Management efforts to proactively control expenses, create operational efficiencies and new revenue sources have yielded generally stable financial results during a time of state fiscal pressure and national recession. The county's management of operations within the state-imposed 2 percent tax levy cap was supported by the prudent use of its taxing powers in each of the last 11 years helping revenue to keep up with annual expenditure increases primarily for employee costs. The county also reduced staff by 20 percent compared to 2003 and increased its use of shared services agreements.

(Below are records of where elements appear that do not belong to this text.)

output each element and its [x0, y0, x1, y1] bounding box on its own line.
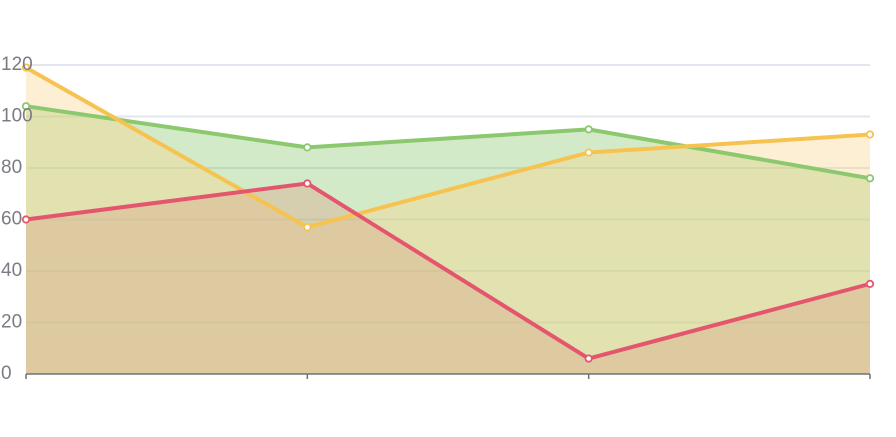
y-tick-label-60: 60 [1, 209, 22, 230]
y-tick-label-100: 100 [1, 106, 33, 127]
point-green-0 [21, 102, 31, 111]
line-green [24, 104, 872, 181]
area-red [26, 183, 870, 374]
point-red-1 [303, 179, 312, 188]
line-yellow [24, 65, 872, 230]
series-areas [26, 67, 870, 374]
y-axis-labels: 0 20 40 60 80 100 120 [1, 54, 33, 384]
y-tick-label-80: 80 [1, 157, 22, 178]
point-red-2 [584, 354, 593, 363]
point-green-1 [303, 143, 312, 152]
y-tick-label-40: 40 [1, 260, 22, 281]
point-red-3 [865, 279, 875, 288]
y-tick-label-120: 120 [1, 54, 33, 75]
y-tick-label-0: 0 [1, 363, 12, 384]
line-red [24, 181, 872, 361]
point-yellow-1 [303, 223, 312, 232]
area-green [26, 106, 870, 374]
point-red-0 [21, 215, 31, 224]
series-lines [24, 65, 872, 361]
point-yellow-0 [21, 63, 31, 72]
point-yellow-2 [584, 148, 593, 157]
point-green-3 [865, 174, 875, 183]
series-points [21, 63, 875, 363]
area-yellow [26, 67, 870, 374]
point-yellow-3 [865, 130, 875, 139]
y-tick-label-20: 20 [1, 312, 22, 333]
x-axis [25, 373, 871, 379]
point-green-2 [584, 125, 593, 134]
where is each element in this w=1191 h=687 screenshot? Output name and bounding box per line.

The ratings agency also commended DiVincenzo’s initiative to form partnerships to create recurring revenue and set aside funds to offset additional payroll expenses when there is an atypical 27th payroll period in 2015.  

According to Fitch, the 2013 county spending plan is “structurally sound,” thanks to cuts in the operating budget and the decision to leave open positions unfilled unless they are essential to public safety and public health operations.

"The budget does not include any layoffs or furloughs for the fourth year in a row, suggesting additional expenditure flexibility remains. According to management, overall revenues are trending positive again,” according to the report.

The last bond rating upgrade that Essex County received from Fitch Ratings came in March 2007. Essex County’s finances are also reviewed by Moody’s Investors Services, which has assigned Essex County with a AA2 with a "Stable Financial" outlook. From 2003 to 2007, Essex County’s bond rating was upgraded six times after starting at Baa2 with a Stable Financial Outlook from Moody’s.

DiVincenzo said he was pleased with the accomplishment, but is not yet satisfied.

"This is great news, but obtaining a triple A rating continues to be my ultimate goal,” he said.